- Scarpelli's July 10, 1972 mugshot
- Born: Gerald Hector Scarpelli January 22, 1938 New York City, New York, U.S.
- Died: May 2, 1989 (aged 51) Chicago, Illinois, U.S.
- Cause of death: Suicide by hanging
- Occupation: Mobster
- Allegiance: Chicago Outfit

= Gerald Scarpelli =

American hitman and government witness (1938–1989)

Gerald Hector Scarpelli (January 22, 1938 – May 2, 1989) was an American mobster and hitman for the Chicago Outfit crime family who later became a government witness.

== Early life ==
Scarpelli was born in Manhattan, New York and raised in Chicago, where he grew up the son of a baker in the Italian-American enclave of Taylor Street on the city's Near West Side. Scarpelli, a lifelong fitness fanatic, boxed as an amateur in his youth and graduated from Austin High School in 1957.

== Criminal career ==
Scarpelli was arrested in 1960, the first of 18 arrests in his criminal record. In July 1965, Scarpelli pleaded guilty to armed robbery in Wisconsin and received a suspended sentence and probation. Thirty days later, Scarpelli was arrested for burglary in Illinois.

A Chicago Outfit associate in the Cicero crew headed by caporegime Joseph Ferriola for several years, Scarpelli gained a reputation as a leading loan shark. He oversaw illegal gambling operations in the suburban neighborhoods of Southwest Chicago. Scarpelli had dreams of being a legitimate business owner, but never realized them. He opened a boutique at one point, but it failed in a few months. His other ambition was to open an automobile salvage yard, but could not achieve it due to his criminal record.

=== Mob hitman ===
On March 11, 1979, Scarpelli participated in the murder of George Christofalos, the owner of a roadhouse in North Chicago. Mobster John Borsellini had received permission from the Outfit leadership to murder Christofalos because he was impeding one of Borsellini's rackets. On March 11, 1979, Borsellini and Scapelli drove to Christafalos' club and waited for him in their car. When Christafalos emerged from the club and got in his car, the two masked hitmen went over to him carrying shotguns. While Scapelli guarded two passbys, Borsellini shot and killed Christafalos. Two months later, Borsellini was found dead in a field; Scarpelli was considered the prime murder suspect.

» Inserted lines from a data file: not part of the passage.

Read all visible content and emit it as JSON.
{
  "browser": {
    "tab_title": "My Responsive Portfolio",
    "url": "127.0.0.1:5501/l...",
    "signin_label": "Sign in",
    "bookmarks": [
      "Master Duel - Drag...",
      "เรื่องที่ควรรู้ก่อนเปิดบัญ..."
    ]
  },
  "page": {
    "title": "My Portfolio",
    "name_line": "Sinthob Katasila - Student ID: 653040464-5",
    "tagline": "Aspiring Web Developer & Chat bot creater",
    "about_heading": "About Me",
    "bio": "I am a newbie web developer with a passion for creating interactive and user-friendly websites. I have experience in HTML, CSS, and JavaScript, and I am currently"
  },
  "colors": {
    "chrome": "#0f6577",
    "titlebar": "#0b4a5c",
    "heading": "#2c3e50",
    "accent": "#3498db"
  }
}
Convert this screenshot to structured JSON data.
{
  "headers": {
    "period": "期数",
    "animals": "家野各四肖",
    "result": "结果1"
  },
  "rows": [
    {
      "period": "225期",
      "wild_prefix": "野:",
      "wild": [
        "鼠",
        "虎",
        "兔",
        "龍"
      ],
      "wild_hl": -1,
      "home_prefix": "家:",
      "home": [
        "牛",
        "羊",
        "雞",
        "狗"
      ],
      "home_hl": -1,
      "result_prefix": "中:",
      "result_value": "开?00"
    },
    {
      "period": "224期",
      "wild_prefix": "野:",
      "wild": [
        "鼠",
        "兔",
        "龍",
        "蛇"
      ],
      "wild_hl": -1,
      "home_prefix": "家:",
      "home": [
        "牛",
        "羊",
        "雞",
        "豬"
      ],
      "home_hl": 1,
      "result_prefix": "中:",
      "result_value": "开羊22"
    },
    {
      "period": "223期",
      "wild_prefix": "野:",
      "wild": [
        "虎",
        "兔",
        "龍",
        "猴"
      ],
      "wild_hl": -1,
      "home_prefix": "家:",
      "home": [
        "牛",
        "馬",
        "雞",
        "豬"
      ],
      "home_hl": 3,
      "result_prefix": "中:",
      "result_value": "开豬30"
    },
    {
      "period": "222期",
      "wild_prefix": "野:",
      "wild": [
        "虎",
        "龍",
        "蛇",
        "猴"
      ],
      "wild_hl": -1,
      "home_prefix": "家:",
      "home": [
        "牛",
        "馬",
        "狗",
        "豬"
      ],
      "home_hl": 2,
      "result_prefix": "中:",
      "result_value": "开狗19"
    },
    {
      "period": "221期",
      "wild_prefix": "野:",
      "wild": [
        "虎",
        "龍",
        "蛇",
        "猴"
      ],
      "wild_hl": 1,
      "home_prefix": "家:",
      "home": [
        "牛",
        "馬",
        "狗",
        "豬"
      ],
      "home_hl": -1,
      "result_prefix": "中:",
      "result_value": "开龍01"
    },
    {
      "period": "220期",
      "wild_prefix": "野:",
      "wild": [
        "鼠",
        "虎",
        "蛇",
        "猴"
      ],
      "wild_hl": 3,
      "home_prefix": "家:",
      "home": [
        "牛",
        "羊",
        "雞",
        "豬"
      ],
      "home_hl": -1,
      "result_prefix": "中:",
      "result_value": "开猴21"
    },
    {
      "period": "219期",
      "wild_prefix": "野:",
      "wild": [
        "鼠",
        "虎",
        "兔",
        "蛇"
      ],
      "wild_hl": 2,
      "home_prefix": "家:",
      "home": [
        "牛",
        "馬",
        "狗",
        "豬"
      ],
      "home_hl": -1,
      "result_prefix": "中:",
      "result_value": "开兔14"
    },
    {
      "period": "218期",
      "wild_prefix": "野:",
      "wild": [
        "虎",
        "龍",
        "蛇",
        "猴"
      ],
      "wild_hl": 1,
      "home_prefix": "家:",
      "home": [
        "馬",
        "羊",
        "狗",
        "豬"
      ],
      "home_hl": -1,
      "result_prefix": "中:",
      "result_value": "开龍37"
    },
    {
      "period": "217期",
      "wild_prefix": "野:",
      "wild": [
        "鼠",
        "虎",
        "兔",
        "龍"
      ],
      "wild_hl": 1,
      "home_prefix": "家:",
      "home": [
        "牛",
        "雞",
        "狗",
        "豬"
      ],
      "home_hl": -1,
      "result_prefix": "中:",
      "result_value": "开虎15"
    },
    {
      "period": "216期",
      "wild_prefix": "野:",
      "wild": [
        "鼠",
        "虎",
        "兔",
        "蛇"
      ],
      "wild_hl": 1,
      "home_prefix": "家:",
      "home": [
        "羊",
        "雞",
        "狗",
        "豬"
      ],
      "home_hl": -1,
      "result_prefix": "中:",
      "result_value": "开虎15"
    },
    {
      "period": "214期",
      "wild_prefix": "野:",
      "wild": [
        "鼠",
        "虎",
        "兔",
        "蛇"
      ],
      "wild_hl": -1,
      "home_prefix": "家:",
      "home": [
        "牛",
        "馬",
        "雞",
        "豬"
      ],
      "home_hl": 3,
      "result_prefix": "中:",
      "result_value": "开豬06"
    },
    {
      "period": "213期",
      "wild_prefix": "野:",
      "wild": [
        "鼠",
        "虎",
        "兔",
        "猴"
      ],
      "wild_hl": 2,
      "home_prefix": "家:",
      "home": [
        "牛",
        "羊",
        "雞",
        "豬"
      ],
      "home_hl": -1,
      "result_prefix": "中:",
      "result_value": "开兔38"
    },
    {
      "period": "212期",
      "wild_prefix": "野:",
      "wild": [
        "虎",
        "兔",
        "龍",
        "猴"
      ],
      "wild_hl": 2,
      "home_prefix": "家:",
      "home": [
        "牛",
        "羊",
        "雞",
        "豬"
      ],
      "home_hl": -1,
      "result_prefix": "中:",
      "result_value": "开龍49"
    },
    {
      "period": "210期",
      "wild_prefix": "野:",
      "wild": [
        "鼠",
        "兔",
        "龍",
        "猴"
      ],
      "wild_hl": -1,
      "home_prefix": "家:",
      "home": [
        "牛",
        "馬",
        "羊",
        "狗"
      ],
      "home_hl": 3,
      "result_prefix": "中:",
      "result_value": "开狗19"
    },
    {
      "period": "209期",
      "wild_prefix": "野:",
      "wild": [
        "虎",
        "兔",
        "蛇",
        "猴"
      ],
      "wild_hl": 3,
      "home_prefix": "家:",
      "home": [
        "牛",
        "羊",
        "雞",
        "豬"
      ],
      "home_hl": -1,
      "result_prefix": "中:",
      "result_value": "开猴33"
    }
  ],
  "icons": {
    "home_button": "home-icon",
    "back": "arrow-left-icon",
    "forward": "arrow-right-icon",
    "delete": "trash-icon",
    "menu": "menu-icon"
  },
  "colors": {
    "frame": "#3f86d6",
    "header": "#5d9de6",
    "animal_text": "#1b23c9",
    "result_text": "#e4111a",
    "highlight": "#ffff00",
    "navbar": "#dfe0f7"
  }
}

On another occasion, Scarpelli participated with Michael Oliver in a raid on an adult bookstore in Elk Grove Village during which Oliver was shot. Scarpelli and others buried a still masked Oliver in an area from which law enforcement were later to recover five bodies.

In 1980, Scarpelli and three other mobsters murdered William Dauber and his wife Charlotte. Dauber was a ruthless Outfit mobster who had gained control over the South Side auto chop shops, places where stolen automobiles were disassembled so the parts could be sold. Dauber worked for Outfit boss Albert Caesar Tocco. However, Tocco had grown tired of Dauber's independence and started worrying that Dauber was working with law enforcement. After getting word that Dauber would be attending court on July 2, 1980, Scarpelli, Butch Petrocelli, Jerry Scalise and Frank Calabrese, Sr., stalked the Daubers from court, finally closing in on a country road to open fire with an M1 carbine and a shotgun. The Daubers sustained multiple gunshot wounds, Scarpelli shot Bill Dauber two more times in the head with the shotgun at close range.

==Arrest and suicide==
On July 31, 1988, Scarpelli was arrested by federal agents for a robbery in Michigan City, Indiana. After being confronted with wiretap conversations from James "Duke" Basile, a Scapelli crew member, discussing assassination methods, Scarpelli agreed to become an informant. Scarpelli eventually admitted his involvement in the 1980 Dauber murders as well as the murders of mob chauffeur Gerald Carusiello and chop shop owner Timothy O'Brien.

On May 2, 1989, two days before a court ruling on his robbery charges, Gerald Scarpelli died after hanging himself in a shower stall at the Metropolitan Correctional Center in Chicago. Scarpelli allegedly killed himself because a judge had recently ruled against him regarding the Basile tapes.